February 26, 1990|From Associated Press

NASCAR handed out the biggest fine in stock car history Sunday night when Mark Martin's Ford Thunderbird was found to have an illegal engine part three hours after it won the Pontiac 400 at the Richmond (Va.) International Raceway.

The team was fined $40,000 and 46 points in the standings when a spacer between the carburetor and intake manifold was found to be a half-inch too tall. NASCAR rules limit the height of the spacer to two inches. Martin's was 2 1/2 inches.

"We don't know if it's an advantage or not," said Winston Cup Competition Director Dick Beaty. "The rule is to make sure the carburetor and air filter fit under the hood."

Martin was allowed to keep the victory, but will take home only $19,150 of his $59,150 earnings.

He left the raceway before learning his car had flunked technical inspection.

Martin had won the race when his crew changed just the right-side tires of his Ford Thunderbird with 15 laps left.

"There was four choices: two tires on the left, two tires on the right, four tires or stay out," Martin said. "The guys made the right choice."
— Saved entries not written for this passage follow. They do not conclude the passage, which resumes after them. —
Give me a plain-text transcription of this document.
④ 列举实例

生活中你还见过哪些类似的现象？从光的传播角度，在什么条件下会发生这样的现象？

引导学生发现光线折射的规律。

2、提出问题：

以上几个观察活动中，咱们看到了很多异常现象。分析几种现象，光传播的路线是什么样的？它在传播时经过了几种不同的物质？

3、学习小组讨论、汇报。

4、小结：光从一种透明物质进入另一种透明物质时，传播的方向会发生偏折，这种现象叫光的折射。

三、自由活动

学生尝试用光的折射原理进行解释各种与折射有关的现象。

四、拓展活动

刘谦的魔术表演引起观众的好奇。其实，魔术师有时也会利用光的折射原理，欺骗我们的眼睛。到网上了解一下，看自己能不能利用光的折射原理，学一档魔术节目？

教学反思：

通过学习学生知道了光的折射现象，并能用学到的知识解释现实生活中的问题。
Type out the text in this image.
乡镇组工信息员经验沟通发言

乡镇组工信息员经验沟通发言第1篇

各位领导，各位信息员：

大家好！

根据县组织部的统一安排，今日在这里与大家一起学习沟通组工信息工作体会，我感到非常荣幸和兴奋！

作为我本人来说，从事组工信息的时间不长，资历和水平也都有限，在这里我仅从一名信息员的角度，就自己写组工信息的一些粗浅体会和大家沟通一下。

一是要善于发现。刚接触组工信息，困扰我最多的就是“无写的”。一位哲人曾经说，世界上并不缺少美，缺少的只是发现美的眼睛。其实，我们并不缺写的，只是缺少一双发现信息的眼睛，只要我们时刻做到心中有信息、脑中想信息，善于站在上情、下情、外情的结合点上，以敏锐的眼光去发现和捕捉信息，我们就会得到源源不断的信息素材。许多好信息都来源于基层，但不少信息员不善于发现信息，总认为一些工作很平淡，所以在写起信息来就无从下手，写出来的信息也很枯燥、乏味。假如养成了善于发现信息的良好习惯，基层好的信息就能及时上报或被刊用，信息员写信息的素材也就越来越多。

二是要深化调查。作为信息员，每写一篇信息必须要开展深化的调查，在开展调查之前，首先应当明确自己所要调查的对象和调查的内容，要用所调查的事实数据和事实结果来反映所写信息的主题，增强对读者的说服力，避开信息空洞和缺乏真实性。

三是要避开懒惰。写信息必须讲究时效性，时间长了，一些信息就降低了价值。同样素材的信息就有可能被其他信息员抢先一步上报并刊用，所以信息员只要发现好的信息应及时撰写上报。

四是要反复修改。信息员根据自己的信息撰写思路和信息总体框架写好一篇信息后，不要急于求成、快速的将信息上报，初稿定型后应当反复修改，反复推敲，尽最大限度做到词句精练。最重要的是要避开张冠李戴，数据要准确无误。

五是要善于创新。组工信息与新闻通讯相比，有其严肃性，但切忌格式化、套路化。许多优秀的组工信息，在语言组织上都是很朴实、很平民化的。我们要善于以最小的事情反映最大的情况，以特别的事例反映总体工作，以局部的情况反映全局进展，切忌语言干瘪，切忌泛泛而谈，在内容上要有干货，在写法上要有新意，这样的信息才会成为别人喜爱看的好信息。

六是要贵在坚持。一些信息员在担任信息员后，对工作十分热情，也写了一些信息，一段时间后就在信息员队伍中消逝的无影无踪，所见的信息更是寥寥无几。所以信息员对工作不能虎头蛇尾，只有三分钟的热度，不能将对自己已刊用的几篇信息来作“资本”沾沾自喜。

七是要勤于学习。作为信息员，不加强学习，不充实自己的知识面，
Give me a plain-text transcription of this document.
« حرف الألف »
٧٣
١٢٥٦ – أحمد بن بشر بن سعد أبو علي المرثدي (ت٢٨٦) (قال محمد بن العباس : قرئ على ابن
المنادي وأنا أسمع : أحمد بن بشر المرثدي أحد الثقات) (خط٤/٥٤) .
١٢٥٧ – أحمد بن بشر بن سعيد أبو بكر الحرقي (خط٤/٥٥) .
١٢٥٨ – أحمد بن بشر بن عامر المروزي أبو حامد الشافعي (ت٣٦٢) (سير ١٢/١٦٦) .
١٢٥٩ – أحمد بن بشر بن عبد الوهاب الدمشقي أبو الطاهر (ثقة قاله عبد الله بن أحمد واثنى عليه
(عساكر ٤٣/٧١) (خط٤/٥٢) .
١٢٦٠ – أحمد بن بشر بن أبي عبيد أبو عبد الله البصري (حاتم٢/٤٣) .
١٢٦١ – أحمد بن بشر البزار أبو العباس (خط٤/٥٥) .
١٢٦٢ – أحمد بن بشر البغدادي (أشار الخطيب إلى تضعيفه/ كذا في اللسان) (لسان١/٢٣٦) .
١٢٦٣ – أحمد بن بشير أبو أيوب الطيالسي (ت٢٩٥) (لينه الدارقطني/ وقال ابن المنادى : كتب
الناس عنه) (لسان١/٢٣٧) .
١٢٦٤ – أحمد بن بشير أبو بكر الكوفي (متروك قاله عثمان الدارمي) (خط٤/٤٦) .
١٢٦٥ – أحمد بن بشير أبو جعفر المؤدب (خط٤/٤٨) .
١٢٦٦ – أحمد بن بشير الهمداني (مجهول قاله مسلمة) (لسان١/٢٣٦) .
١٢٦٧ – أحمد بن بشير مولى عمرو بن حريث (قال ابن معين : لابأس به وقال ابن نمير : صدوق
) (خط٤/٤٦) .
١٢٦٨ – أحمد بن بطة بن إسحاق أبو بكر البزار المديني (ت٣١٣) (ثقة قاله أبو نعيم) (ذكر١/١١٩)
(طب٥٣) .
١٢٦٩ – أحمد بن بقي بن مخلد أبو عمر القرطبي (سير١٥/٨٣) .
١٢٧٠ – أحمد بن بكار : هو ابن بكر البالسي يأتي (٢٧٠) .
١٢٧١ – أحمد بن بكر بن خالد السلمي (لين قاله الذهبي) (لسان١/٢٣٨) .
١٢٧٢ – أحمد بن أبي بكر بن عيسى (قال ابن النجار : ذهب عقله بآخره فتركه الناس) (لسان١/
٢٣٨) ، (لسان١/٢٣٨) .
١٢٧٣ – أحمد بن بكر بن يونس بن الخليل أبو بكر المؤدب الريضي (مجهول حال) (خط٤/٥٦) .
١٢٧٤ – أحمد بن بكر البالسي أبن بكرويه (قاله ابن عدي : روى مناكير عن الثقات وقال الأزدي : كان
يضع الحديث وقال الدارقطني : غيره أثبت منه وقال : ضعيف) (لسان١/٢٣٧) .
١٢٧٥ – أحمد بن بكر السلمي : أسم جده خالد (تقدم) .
Other challengers changed all four tires.

The move got Martin out of the pits first, and he pulled away from Dale Earnhardt over the final 15 laps to win the 400-lap event.

The biggest previous fine came in 1983, when Richard Petty was assessed $35,000 after his winning car at Charlotte, N.C., was found to have an oversized engine and illegal tires.

Geoff Brabham, Chip Robinson and Bob Earl combined to win the attrition-filled Miami Grand Prix, racing to a one-lap victory in a Nissan prototype.

Brabham and Robinson won at Miami for the second consecutive time, with Brabham, who started from the pole for the fourth straight year, winning on the downtown street circuit for the third time in four years.